But as “variable geometry” redefines the size and shape of participation and increases its broad-based political weight, the “G192” is bound to suffer: These are the member states of the United Nations.
Countries excluded from top-level summits issue their objections in various forms. But it’s no coincidence that UN reform continues dragging on without any clear results.
On the other hand the UN is not just the sum of the General Assembly but also a membrane composes of dozens of programs and agencies. All the good intentions xpressed by the many “Gs” will still need to pass through them when it comes to the implementation phase.
Global financial reform
The recent economic crisis has focused the greatest amount of critical effort — with the highest expectation of success — on the creation of a new set of ground rules for the managing of global finance. At the hub of this activity is the Financial Stability Board (FSB), created in 1999 as the Financial Stability Forum and upgraded by the London G20. Its recent transformation would seem to place it at the core of a new world financial authority, a sort of advanced Bretton Woods whose presence takes effect over time. The FSB, currently chaired by the Bank of Italy Governor Mario Draghi, regularly meets with government representatives, the heads of central banks and the supervisors of national financial institutions and markets. It also meets with the leaders of international financial institutions, international regulatory authorities and the supervisory agencies of central banks in an effort to promote international financial stability and improve the functioning of markets and limit systemic risk through information exchanges and international cooperation.
Speaking on Dec. 9, Draghi took stock of the challenges facing the financial world and its regulators in an era when the OECD nation public debt exceeded 100 percent of GDP, automatically increasing the risk of systemic crises. In Pittsburgh, G20 leaders asked the FSB to prepare new proposals by October 2010. Draghi responded by saying there was no “silver bullet” or “one-size-fits-all” solution, but that the FSB was working in three directions: first, to “reduce the probability and impact of the failure” of any
major institution; second to establishing “credible resolution frameworks” to preserve the continuity of the system even in case of crisis (including the imposing of losses on “shareholders and unsecured creditors); third, to strengthen the “core financial infrastructure and markets to reduce contagion risk.”
The FSB is also examining the possibility of imposing stringent measures on tax havens and exercising “peer review” among its full membership, both country-bycountry and by topic.
But are G20 countries really willing to accept the idea of people poking their noses into their domestic affairs?

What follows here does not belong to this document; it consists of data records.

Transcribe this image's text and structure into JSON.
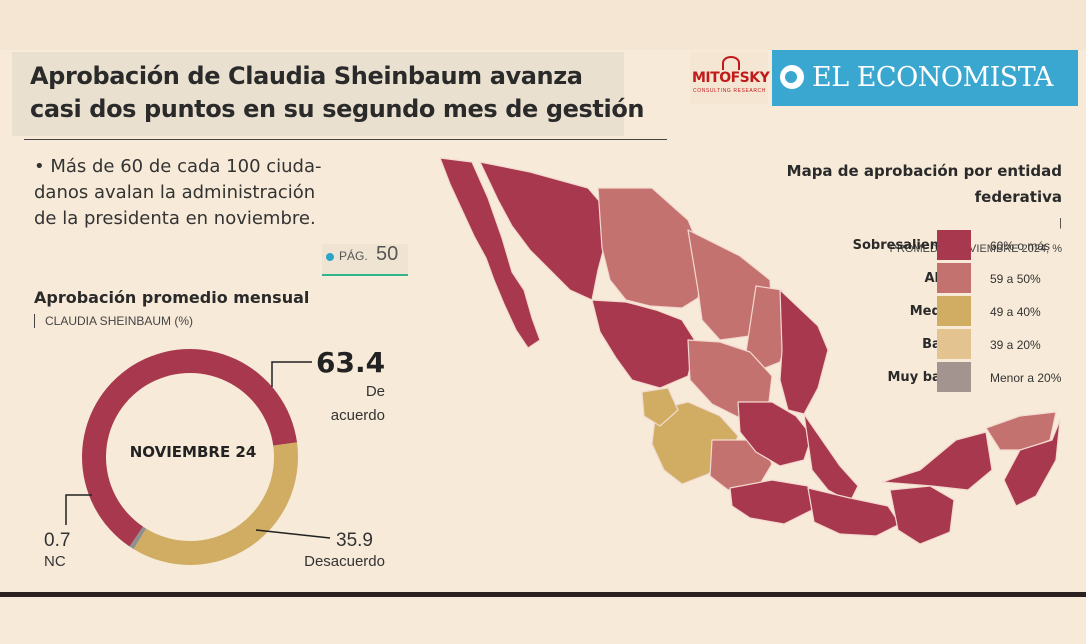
{
  "header": {
    "headline_line1": "Aprobación de Claudia Sheinbaum avanza",
    "headline_line2": "casi dos puntos en su segundo mes de gestión"
  },
  "logos": {
    "mitofsky": "MITOFSKY",
    "mitofsky_tagline": "CONSULTING RESEARCH",
    "economista": "EL ECONOMISTA"
  },
  "bullet": {
    "line1": "• Más de 60 de cada 100 ciuda-",
    "line2": "danos avalan la administración",
    "line3": "de la presidenta en noviembre."
  },
  "page_ref": {
    "label": "PÁG.",
    "number": "50"
  },
  "colors": {
    "sobresaliente": "#a8384e",
    "alta": "#c4726f",
    "media": "#d0ad62",
    "baja": "#e3c491",
    "muy_baja": "#a39490",
    "nc": "#8f8f8f",
    "background": "#f7ead8",
    "brand_blue": "#3aa7d0"
  },
  "chart_data": [
    {
      "type": "pie",
      "title": "Aprobación promedio mensual",
      "subtitle": "CLAUDIA SHEINBAUM (%)",
      "center_label": "NOVIEMBRE 24",
      "slices": [
        {
          "label": "De acuerdo",
          "value": 63.4,
          "value_text": "63.4"
        },
        {
          "label": "Desacuerdo",
          "value": 35.9,
          "value_text": "35.9"
        },
        {
          "label": "NC",
          "value": 0.7,
          "value_text": "0.7"
        }
      ],
      "label_de": "De",
      "label_acuerdo": "acuerdo"
    },
    {
      "type": "heatmap",
      "title_line1": "Mapa de aprobación por entidad",
      "title_line2": "federativa",
      "subtitle": "PROMEDIO NOVIEMBRE 2024, %",
      "legend": [
        {
          "name": "Sobresaliente",
          "range": "60% o más",
          "key": "sobresaliente"
        },
        {
          "name": "Alta",
          "range": "59 a 50%",
          "key": "alta"
        },
        {
          "name": "Media",
          "range": "49 a 40%",
          "key": "media"
        },
        {
          "name": "Baja",
          "range": "39 a 20%",
          "key": "baja"
        },
        {
          "name": "Muy baja",
          "range": "Menor a 20%",
          "key": "muy_baja"
        }
      ]
    }
  ]
}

There’s room for doubt. The St. Andrews meetings produced the watered-down formula of “mutual assessment,” namely pledges that emphasize the importance of mutual trust. These in turn are tantamount to the kind of “selfimposed” goals and limitations China mentioned repeatedly in Copenhagen while at the same time balking on external regulation of environment-harming emissions.
Seeking appropriate institutions
Insiders fear that once the global crisis has passed it will be business as usual, as if nothing happened.
Even if the FSB is successful and effective, skeptics warn, it will eventually have to hand crisis-management back to the same international organizations responsible for a slew of failures, namely the International Monetary Fund (IMF) and the World Bank. “After having tried all manners of informal, pragmatic cooperative arrangements, in an endless string of Gs,” Fabrizio Saccomanni, the general manager of the Bank of Italy said recently, “the international community seems to have gone back fullcircle to the long neglected safe haven of the IMF. This is not surprising: informal groupings can not deal with financial emergencies unless they have an institutional arm with adequate instruments and resources.”
This is a major turning point. Just over two ago, Italy’s then-Economics Minister Tommaso Padoa Schioppa was assigned to head an international committee which had the thankless task of collecting ideas intended to give new life to the IMF, whose policies had been discredited and whose very existence was questionable give the abundance of private capital in the global market. Now, the IMF is returning to center stage, where it was in the early years of the new global financial order launched at Bretton Woods.
But both the IMF and the World Bank are still viewed suspiciously by nations wary of its perceived pro-Western tendencies. Share redistribution took place in 2008, but was marginal. Comprehensive reform remains a pressing need. When it takes place, IMF reform should necessarily overlap onto the World Bank, strengthening the Bank’s role in major public investment, which is considered necessary particularly in light of climate change. Everything I’ve said so far suggests the world is in a period of transition. The new political balance is finding it hard to carve out an international niche, a forum to call its own. At the same time, all sides are rediscovering that national functionality depends on multilateral institutions operating properly. These complications are clear even in the matter if international trade. G20 countries say they want to finish up the Doha negotiations by the end of 2010, but few experts see that as a feasible goal. In the United States, Barack Obama, who has been focusing his attention on domestic health care reform, faces domestic “midtermelections,” whose outcome may affect his legislative power.
That makes the prospect of a new approach to reining in protectionism difficult to contemplate, to say the least. At best, a “stand-still,” or freeze, on new protectionist measures, seems the likely 2010 status quo.
Pascal Lamy, who heads the World Trade Organization, fears is that while Doha discussions continue, so will “low-intensity protectionism,” based on bilateral and regional agreements that essentially negate the multilateral spirit of dismantling barriers that gave birth to the WTO.
If nothing else, there is an international trade body charged with making political inroads. As far as the environment goes, there’s no such body or agency. The Copenhagen summit produced meager results that will have to be confirmed at the next climate meeting set for Mexico City later this year. Strange as it may seem, the entire multilateral enterprise dedicated to climate change is upheld by an institution that doesn’t really exist, the United Nations Framework Convention on Climate Change (UNFCCC). It’s a “framework,” not even a body unto itself, and has a small secretariat. Discussions toward turning it into a functional UN agency, a sort of World Climate Organization (the French would like to see it based in Paris) haven’t progressed far. Even on the subject of climate, consensus is a long way off. The old slogan, “too many Europeans,” once again interferes with the goals of variable geometry. This in turn has provoked mistrust toward OECD, based — where else — in Paris.
If Europe can learn a lesson from the events of the day, it’s this: Division is increasingly the face of pe ril. Europe’s many national viewpoints, accepted in the various “Gs” for historical reasons, are at risk of becoming subversive, a weakness. In truth, European divisions are old news in a world where institutional reform is a pre-eminent reality that’s likely to change the nature of the IMF and World Bank. Europe’s many sides, with strategic positions that often cancel one another out, is an invitation to vulnerability when it comes to global governance. New European structures brought to life as a result of the Treaty of Lisbon should also serve to ensure a more coordinated and effective European position. The next step is finding out if the political will exists to allow one position to flourish.